In the new paper, Tan and colleagues propose using aerobraking to slow small asteroids enough that they don’t just shoot straight past Earth, but stay in orbit, where they could be mined for platinum or water. Those resources could then be taken to space stations to supply future missions or operations. Water, they write, could even be split into hydrogen and oxygen for fuel. All it would take is a precisely calculated push from an unmanned spacecraft, they report this month in Acta Astronautica.
And if the maneuver were done far enough from Earth—millions of kilometers, in most cases—it likely wouldn’t take much effort. That’s because a small push from far away would greatly change the angle of an incoming space rock’s path. Tan notes that each case would be different, depending on the trajectory of the target asteroid, and says that modifications might be necessary if the asteroid gets off track.
“I think it’s a grand gesture,” says astronomer Sherry Fieber-Beyer, who was not involved in the study. But the director of the University of North Dakota’s space studies observatory in Grand Forks adds that although it’s a neat idea, “You can make anything look great on paper.”

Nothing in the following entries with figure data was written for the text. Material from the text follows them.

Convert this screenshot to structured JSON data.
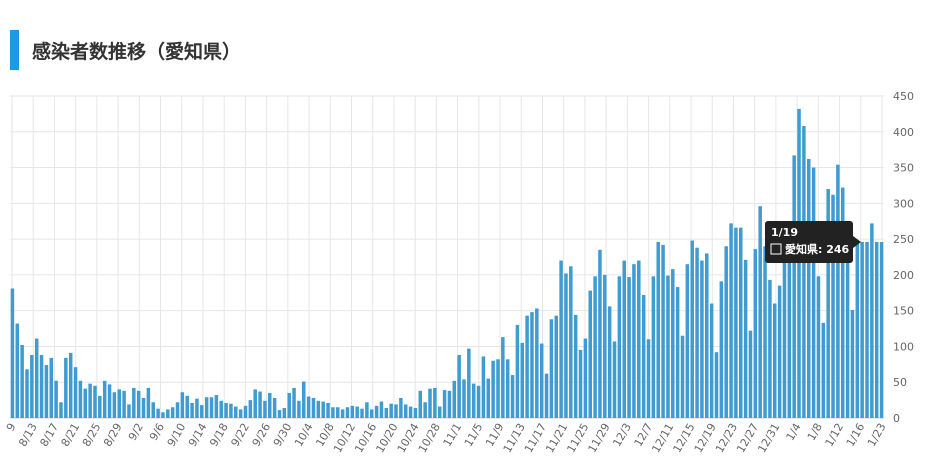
{
  "header": {
    "title": "感染者数推移（愛知県）"
  },
  "colors": {
    "accent": "#1E9BE0",
    "bar": "#3F9BD0",
    "grid": "#e6e6e6",
    "tooltip": "#222222"
  },
  "tooltip": {
    "date": "1/19",
    "series": "愛知県",
    "value": "246",
    "label": "愛知県: 246"
  },
  "chart_data": {
    "type": "bar",
    "title": "感染者数推移（愛知県）",
    "xlabel": "",
    "ylabel": "",
    "ylim": [
      0,
      450
    ],
    "yticks": [
      0,
      50,
      100,
      150,
      200,
      250,
      300,
      350,
      400,
      450
    ],
    "y_axis_position": "right",
    "grid": true,
    "legend": "none",
    "xtick_labels": [
      "9",
      "8/13",
      "8/17",
      "8/21",
      "8/25",
      "8/29",
      "9/2",
      "9/6",
      "9/10",
      "9/14",
      "9/18",
      "9/22",
      "9/26",
      "9/30",
      "10/4",
      "10/8",
      "10/12",
      "10/16",
      "10/20",
      "10/24",
      "10/28",
      "11/1",
      "11/5",
      "11/9",
      "11/13",
      "11/17",
      "11/21",
      "11/25",
      "11/29",
      "12/3",
      "12/7",
      "12/11",
      "12/15",
      "12/19",
      "12/23",
      "12/27",
      "12/31",
      "1/4",
      "1/8",
      "1/12",
      "1/16",
      "1/23"
    ],
    "series": [
      {
        "name": "愛知県",
        "values": [
          181,
          132,
          102,
          68,
          88,
          111,
          88,
          74,
          84,
          52,
          22,
          84,
          91,
          71,
          52,
          41,
          48,
          45,
          31,
          52,
          47,
          36,
          40,
          38,
          19,
          42,
          38,
          28,
          42,
          22,
          13,
          8,
          12,
          15,
          22,
          36,
          31,
          21,
          27,
          18,
          29,
          29,
          32,
          24,
          21,
          20,
          16,
          12,
          17,
          25,
          40,
          37,
          24,
          35,
          28,
          11,
          14,
          35,
          42,
          24,
          51,
          30,
          28,
          24,
          23,
          21,
          15,
          15,
          12,
          15,
          17,
          16,
          13,
          22,
          12,
          17,
          23,
          14,
          20,
          19,
          28,
          19,
          16,
          14,
          38,
          22,
          41,
          42,
          16,
          39,
          38,
          52,
          88,
          54,
          97,
          48,
          45,
          86,
          55,
          80,
          82,
          113,
          82,
          60,
          130,
          105,
          143,
          148,
          153,
          104,
          62,
          138,
          143,
          220,
          202,
          212,
          144,
          95,
          111,
          178,
          198,
          235,
          200,
          156,
          107,
          198,
          220,
          197,
          215,
          220,
          172,
          110,
          198,
          246,
          242,
          199,
          208,
          183,
          115,
          215,
          248,
          238,
          220,
          230,
          160,
          92,
          191,
          240,
          272,
          266,
          266,
          221,
          122,
          236,
          296,
          240,
          193,
          160,
          185,
          240,
          240,
          367,
          432,
          408,
          362,
          350,
          198,
          133,
          320,
          312,
          354,
          322,
          246,
          151,
          246,
          246,
          246,
          272,
          246,
          246
        ]
      }
    ]
  }
}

She says that although the trajectories of many near-Earth asteroids are relatively well known, their composition is not. Metal and other dense materials react differently than lighter rocks, making it critical to understand the makeup of any potential targets. “If it’s made out of solid iron, you won’t be able to slow that sucker down,” Fieber-Beyer says. And what might appear at a distance to be an asteroid could actually be nothing more than packed rubble.
According to Feiber-Beyer and physicist Ingo Mueller-Wodarg, who studies planetary atmospheres at Imperial College London, another potential problem is that asteroids are not perfect spheres. An object with an odd shape could wobble unpredictably in orbit. “The risk would lie in the asteroid having an irregular shape and hence experiencing torque, beginning to spin and hence go out of control,” Mueller-Wodarg says. “When we do aerobraking with satellites, we carefully fire small rockets to keep [them] on course and compensate for any such wobble.”
But the biggest risk, Mueller-Wodarg and Fieber-Beyer say, would be causing an asteroid to crash into Earth, possibly causing widespread death and destruction. Tan disputes that charge, noting the paper looked only at asteroids smaller than 30 meters in diameter, which would vaporize as soon as they hit the lower atmosphere. He acknowledges that extra care would be needed if an asteroid were made of a denser material like iron, which might not burn up completely.
Tan’s team doesn’t have any particular clients in mind, but he says that companies such as Deep Space Industries and Planetary Resources have plans to eventually capture and mine asteroids. They’ll have plenty to choose from, Tan says—more than 1000 near-Earth asteroids fit his team’s size requirements.
Of course, the idea of purposely steering anything larger into Earth’s orbit might have some detractors—just ask the dinosaurs.